[392] Telles sont les expressions employées par Faustus de Byzance, l. 5, c. 37. On peut, au sujet de ce peuple et de cette branche de la race Arsacide, voir ce que j'ai dit, t. 3, p. 385-387, l. XVII, § 67, et p. 386, not. 2 et 4.—S.-M.
[393] Voyez t. 2, p. 211, liv. X, § 4.—S.-M.

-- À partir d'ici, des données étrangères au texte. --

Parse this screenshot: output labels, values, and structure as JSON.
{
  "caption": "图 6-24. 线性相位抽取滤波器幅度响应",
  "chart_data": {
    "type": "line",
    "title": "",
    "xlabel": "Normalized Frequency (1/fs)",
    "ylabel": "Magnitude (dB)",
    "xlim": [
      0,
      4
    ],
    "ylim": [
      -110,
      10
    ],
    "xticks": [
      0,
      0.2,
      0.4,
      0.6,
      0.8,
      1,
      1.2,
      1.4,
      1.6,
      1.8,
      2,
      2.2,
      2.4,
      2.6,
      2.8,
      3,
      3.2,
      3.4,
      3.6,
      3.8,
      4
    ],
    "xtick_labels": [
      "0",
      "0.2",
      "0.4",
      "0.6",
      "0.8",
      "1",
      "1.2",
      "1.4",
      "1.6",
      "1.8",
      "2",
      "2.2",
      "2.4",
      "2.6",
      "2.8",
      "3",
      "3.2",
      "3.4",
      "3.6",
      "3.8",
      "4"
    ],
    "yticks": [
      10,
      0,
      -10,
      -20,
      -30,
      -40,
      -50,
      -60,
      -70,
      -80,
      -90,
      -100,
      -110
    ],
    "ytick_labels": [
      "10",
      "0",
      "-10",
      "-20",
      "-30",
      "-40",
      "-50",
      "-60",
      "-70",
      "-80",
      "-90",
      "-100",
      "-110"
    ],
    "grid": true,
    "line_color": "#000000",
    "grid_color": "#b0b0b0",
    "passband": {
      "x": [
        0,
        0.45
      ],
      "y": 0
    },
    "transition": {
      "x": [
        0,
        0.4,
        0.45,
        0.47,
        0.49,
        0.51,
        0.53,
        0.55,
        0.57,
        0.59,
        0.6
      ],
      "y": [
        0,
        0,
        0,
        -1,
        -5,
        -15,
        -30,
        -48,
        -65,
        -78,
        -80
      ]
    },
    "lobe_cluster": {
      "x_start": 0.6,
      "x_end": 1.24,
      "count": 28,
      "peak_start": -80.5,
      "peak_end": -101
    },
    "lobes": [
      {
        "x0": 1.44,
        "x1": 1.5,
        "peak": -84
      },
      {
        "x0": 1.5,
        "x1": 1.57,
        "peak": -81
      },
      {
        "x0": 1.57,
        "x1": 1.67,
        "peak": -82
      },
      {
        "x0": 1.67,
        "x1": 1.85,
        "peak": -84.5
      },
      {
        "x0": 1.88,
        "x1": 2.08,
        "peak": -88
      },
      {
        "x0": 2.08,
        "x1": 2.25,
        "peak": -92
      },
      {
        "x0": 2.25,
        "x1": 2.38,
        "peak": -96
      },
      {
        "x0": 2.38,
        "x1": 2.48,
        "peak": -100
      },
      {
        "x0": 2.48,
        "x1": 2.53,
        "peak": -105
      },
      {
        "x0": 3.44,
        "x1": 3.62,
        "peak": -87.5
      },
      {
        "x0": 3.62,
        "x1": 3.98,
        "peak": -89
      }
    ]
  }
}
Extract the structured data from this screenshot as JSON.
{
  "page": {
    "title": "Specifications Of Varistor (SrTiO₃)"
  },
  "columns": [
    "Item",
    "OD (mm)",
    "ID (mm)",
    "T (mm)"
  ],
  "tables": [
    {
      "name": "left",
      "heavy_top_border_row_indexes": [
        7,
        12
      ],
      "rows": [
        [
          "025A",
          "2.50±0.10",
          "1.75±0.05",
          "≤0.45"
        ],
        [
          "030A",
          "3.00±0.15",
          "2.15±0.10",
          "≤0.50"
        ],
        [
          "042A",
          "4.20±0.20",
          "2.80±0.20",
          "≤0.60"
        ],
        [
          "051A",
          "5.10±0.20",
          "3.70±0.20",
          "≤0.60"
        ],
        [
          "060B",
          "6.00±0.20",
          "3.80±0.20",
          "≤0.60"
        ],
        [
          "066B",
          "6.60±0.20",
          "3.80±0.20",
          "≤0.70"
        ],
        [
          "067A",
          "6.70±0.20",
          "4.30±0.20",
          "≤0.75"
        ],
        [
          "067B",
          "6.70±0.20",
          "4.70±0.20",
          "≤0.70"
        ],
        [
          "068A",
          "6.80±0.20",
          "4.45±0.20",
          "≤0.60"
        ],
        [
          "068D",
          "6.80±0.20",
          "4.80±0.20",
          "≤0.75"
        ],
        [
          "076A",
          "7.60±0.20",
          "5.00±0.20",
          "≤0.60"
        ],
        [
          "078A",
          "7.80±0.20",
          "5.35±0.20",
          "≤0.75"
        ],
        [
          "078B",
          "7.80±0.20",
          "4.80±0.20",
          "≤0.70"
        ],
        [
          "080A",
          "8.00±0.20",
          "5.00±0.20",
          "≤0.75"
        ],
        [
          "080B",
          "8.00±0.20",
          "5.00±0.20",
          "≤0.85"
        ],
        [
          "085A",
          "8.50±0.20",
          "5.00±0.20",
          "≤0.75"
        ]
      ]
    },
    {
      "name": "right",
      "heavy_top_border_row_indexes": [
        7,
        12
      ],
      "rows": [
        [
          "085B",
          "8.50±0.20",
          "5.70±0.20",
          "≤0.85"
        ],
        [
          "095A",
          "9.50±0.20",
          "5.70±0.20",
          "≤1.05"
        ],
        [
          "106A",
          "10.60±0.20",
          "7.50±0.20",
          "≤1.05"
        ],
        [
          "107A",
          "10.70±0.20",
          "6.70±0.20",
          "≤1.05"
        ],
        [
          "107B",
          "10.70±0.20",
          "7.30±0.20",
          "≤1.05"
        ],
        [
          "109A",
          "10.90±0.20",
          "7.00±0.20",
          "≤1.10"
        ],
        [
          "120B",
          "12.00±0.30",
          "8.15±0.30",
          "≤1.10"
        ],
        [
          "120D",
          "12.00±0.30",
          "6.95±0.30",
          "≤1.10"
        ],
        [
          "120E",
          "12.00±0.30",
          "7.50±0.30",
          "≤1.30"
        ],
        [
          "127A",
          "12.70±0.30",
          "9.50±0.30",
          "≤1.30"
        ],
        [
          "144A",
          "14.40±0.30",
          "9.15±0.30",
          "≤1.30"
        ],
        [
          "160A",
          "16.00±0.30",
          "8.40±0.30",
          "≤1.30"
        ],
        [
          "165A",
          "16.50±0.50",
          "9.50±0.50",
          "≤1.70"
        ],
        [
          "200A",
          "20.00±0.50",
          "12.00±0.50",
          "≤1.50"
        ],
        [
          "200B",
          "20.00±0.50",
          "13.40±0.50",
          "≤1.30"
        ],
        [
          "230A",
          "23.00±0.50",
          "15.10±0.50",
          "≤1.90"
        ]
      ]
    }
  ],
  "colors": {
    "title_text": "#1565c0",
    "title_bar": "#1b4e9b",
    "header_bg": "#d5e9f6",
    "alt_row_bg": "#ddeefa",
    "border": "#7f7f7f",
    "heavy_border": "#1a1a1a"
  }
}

[394] Il n'y a pas de doute que le pays, appelé Djénastan, et les peuples, nommés Djen, par les Arméniens, ne soient la Chine et les Chinois. Je crois avoir établi ce fait dans une dissertation sur l'origine de la famille chinoise des Orpéliens, établie en Géorgie; dissertation que j'ai insérée dans le t. 2, p. 15-55, de mes Mémoires historiques et géographiques sur l'Arménie. On peut voir aussi ce que j'ai dit t. 2, p. 212, liv. X, § 4, sur les événements qui amenèrent les Mamigoniens en Arménie—S.-M.
XLVI.
[Varazdat est détrôné.]
[Faust. Byz. l. 5, c. 37.
Mos. Chor. l. 3, c. 40.]
—[Varazdat et Manuel se trouvèrent bientôt en présence; leurs armées se rencontrèrent dans le canton de Carin[395], et elles en vinrent aux mains. Les deux chefs se cherchèrent au fort de la mêlée, et un combat singulier s'engagea entre eux: le courage, l'adresse et l'habileté de Varazdat ne purent prévaloir contre le courage non moins grand de Manuel, tout couvert de fer[396] et doué d'ailleurs d'une taille et d'une force extraordinaires. Varazdat eut du désavantage, et fut contraint de prendre la fuite; les deux fils de Manuel, Hamazasp et Ardaschir s'attachèrent à sa poursuite, et ils l'eussent tué, si leur père, qui avait horreur de commettre un régicide, ne les en eût empêchés. Il respecta la dignité royale dans le meurtrier de son frère, et le laissa échapper. La fuite de Varazdat acheva la défaite de son armée; les soldats de Manuel en firent un horrible massacre: des monceaux de cadavres couvrirent le champ de bataille. Un grand nombre de seigneurs y trouvèrent la mort; pour les autres ils évitèrent par une prompte retraite un pareil sort. Le prince des Rheschdouniens Garégin, le mari de l'infortunée Hamazaspouhi, qui avait éprouvé de la part de Sapor et de Méroujan[397] un si cruel traitement, combattit vaillamment pour Varazdat. Renversé au fort de la mêlée, il allait périr étouffé sous un amas de morts, quand il fut dégagé par le prince Mamigonien Hamazaspian, qui était uni avec lui par des liens de parenté. L'artisan de tous les malheurs de Varazdat, qui par ses perfides conseils avait causé la perte de Mouschegh, fut pris avec son fils. On les amena devant Manuel, qui fit égorger le fils d'abord: on trancha ensuite la tête au coupable Bad et à tous ceux qui avaient partagé ses crimes. Après un tel désastre, il ne resta plus aucun espoir à Varazdat de pouvoir se maintenir dans l'Arménie, dont il avait porté la couronne pendant quatre années[398]. Il fut bien malgré lui contraint de se retirer auprès des généraux romains postés sur les frontières du royaume, et qui avaient déjà informé l'empereur[399] de ses liaisons criminelles avec les Perses. Varazdat espérait pouvoir se justifier auprès de ce prince; mais celui-ci, irrité au dernier point, refusa de l'admettre en sa présence, le fit charger de fers et l'envoya en exil à l'extrémité de l'empire, dans l'île de Thulé, à ce que disent les écrits arméniens[400].]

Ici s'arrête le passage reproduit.